The North Carolina Supreme Court disagreed. In a ruling written by Justice Phil Berger Jr., the son of the president pro tempore of the state Senate, the high court determined that their analysis of Tucker’s case was limited because he hadn’t raised juror discrimination issues in earlier appeals, and that his “newly discovered evidence” was insufficient to clear a procedural hurdle that could allow them to grant him a new trial.

Friday’s state Supreme Court ruling was rooted in a U.S. Supreme Court decision published in 1986, Batson v. Kentucky, which found that prosecutors picking a jury in a criminal case could not use peremptory challenges — dismissing jurors without valid cause — to exclude prospective jurors solely on the basis of race.

North Carolina’s Supreme Court was the last in the South to find a Batson violation. The first time it did so was in a in a May 2020 decision — written by the then-Democratic majority — that gave lower courts guidance on how to better assess racial discrimination claims in jury selection.
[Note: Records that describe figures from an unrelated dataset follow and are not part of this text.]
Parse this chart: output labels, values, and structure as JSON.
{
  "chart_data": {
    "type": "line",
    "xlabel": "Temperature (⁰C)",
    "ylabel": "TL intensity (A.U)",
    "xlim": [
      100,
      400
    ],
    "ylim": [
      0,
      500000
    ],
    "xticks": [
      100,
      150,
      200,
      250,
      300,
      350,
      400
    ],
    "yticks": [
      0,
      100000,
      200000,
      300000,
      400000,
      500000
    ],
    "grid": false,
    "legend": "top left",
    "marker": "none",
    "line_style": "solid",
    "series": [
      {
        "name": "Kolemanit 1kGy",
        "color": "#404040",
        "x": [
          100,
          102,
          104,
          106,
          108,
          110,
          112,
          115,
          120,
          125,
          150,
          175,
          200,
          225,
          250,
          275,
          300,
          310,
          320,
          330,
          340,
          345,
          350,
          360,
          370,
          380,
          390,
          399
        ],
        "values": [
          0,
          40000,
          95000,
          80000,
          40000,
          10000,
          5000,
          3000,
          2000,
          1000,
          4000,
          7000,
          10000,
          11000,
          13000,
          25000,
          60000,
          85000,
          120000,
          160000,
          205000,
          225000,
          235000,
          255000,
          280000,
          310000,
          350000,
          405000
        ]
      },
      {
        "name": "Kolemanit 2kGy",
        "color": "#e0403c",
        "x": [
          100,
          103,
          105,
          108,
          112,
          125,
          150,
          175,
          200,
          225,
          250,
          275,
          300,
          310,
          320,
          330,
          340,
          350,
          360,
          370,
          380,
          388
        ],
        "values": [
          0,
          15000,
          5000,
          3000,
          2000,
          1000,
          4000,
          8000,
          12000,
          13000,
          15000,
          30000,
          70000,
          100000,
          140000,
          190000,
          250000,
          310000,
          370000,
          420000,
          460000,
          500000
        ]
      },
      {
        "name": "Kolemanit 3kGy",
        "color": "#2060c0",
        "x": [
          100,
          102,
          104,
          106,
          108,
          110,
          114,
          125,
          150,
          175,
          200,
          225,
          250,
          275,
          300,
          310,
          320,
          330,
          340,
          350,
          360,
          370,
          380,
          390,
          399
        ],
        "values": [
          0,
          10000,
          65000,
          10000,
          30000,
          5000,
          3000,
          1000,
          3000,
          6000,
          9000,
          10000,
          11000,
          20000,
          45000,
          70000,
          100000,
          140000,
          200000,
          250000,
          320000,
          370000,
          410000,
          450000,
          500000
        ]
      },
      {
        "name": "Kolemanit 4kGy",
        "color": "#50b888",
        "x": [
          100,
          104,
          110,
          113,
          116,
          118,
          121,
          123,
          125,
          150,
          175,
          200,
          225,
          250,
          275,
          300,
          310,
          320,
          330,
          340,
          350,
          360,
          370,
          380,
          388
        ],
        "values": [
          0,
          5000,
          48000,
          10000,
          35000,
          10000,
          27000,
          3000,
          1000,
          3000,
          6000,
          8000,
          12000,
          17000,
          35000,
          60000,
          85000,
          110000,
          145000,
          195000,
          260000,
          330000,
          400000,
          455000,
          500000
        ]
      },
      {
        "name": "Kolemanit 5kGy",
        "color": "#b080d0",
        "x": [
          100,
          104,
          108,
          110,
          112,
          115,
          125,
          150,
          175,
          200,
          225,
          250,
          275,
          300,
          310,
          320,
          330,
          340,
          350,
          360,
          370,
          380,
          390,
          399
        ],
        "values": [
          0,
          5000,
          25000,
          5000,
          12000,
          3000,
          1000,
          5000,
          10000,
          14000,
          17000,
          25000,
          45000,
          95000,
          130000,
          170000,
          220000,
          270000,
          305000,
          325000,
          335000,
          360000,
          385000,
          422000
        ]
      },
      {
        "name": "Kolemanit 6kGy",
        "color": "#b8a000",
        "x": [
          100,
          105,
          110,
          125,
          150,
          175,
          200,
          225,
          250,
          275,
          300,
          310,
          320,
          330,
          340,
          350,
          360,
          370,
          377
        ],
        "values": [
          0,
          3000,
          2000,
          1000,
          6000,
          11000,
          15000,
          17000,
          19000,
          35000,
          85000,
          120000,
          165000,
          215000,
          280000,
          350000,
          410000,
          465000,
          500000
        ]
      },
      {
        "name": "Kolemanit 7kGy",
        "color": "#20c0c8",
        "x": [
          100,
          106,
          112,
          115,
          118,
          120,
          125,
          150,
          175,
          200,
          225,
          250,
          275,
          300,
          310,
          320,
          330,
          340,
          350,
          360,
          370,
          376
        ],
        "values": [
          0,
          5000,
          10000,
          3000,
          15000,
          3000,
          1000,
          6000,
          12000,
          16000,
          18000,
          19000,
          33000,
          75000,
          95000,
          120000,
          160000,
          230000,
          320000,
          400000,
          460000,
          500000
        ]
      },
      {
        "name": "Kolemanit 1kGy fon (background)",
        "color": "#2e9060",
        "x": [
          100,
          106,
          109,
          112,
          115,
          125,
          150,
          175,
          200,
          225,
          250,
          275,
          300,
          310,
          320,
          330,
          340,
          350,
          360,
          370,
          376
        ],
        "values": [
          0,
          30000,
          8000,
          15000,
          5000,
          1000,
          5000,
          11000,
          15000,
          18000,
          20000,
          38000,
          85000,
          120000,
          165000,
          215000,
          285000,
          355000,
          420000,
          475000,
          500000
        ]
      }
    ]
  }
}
In 2022, for the first time in state history, the high court struck down a conviction because of discrimination against a Black juror.

Advocates worried those wins would be reversed under the conservative majority that has assumed control of the court, a fear that looks increasingly well-founded as Republican justices continue to issue rulings that find no racial discrimination in jury selections.
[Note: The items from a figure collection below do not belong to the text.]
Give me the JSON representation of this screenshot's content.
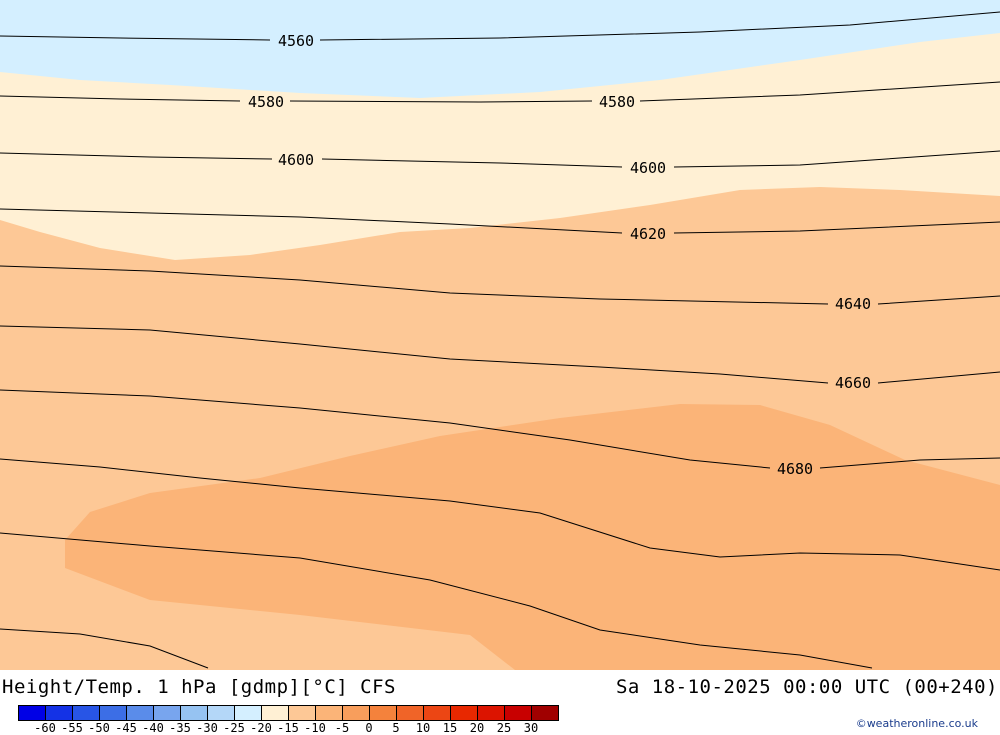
{
  "map": {
    "product": "Height/Temp. 1 hPa [gdmp][°C] CFS",
    "valid_time": "Sa 18-10-2025 00:00 UTC (00+240)",
    "contour_labels": [
      "4560",
      "4580",
      "4580",
      "4600",
      "4600",
      "4620",
      "4640",
      "4660",
      "4680"
    ],
    "fill_colors": {
      "cold_band": "#d4efff",
      "cream_band": "#fff0d4",
      "light_orange": "#fdc896",
      "orange": "#fbb478"
    }
  },
  "legend": {
    "colors": [
      "#0000e6",
      "#1432e6",
      "#2855e6",
      "#3c6ee6",
      "#5a8cea",
      "#78a5ee",
      "#96c3f2",
      "#b4d7f8",
      "#d4efff",
      "#fff0d4",
      "#fdc896",
      "#fbb478",
      "#f89e5c",
      "#f4823c",
      "#f06428",
      "#ec4614",
      "#e82800",
      "#dc1400",
      "#c80000",
      "#a00000"
    ],
    "ticks": [
      "-60",
      "-55",
      "-50",
      "-45",
      "-40",
      "-35",
      "-30",
      "-25",
      "-20",
      "-15",
      "-10",
      "-5",
      "0",
      "5",
      "10",
      "15",
      "20",
      "25",
      "30"
    ]
  },
  "credit": "©weatheronline.co.uk"
}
Tucker’s claim was based in part on a handout that listed 10 reasons attorneys can cite to legally justify peremptory challenges. Tucker’s attorneys said prosecutors used that handout to strike jurors because of their race. Berger disagreed.

“The CLE [Continuing Legal Education] handout simply displayed legally permissible reasons for exercising peremptory challenges,” Berger wrote.

The other element of Tucker’s argument was based on a study conducted by two professors at Michigan State University’s College of Law. They researched jury selection in capital cases in North Carolina between 1990 and 2010, finding that African Americans were struck at a rate 2.25 times higher than other prospective jurors in Forsyth County.

Berger said the study was “unreliable and fatally flawed” because it “assumed racial animus in cases in which defendants did not make any such claim, or in which the trial court or appellate courts did not make or sustain any such findings.”

In a statement, Henderson Hill, an attorney and board member on the Center for Death Penalty Litigation, called Friday’s ruling a step backwards from those issued in 2020 and 2022.

“Even in cases where a defendant faces execution, the court appears determined to blind itself to glaring evidence of racial discrimination in jury selection,” Hill said. “Russell Tucker, a Black man, was sentenced to death by an all-white jury because prosecutors methodically and intentionally removed every potential Black juror. I am deeply disappointed that our supreme court has chosen to ignore the evidence and allow a racist death sentence to stand.”

Others said the ruling was proof the courts will not act to spare people from death row.

“Despite evidence of widespread discrimination, our state’s highest court will not stop racist death sentences from being carried out,” said Noel Nickle, executive director of the N.C. Coalition for Alternatives to the Death Penalty.

Nickle called on Gov. Roy Cooper to commute the death sentences of 136 people on North Carolina’s death row before he leaves office at the end of 2024.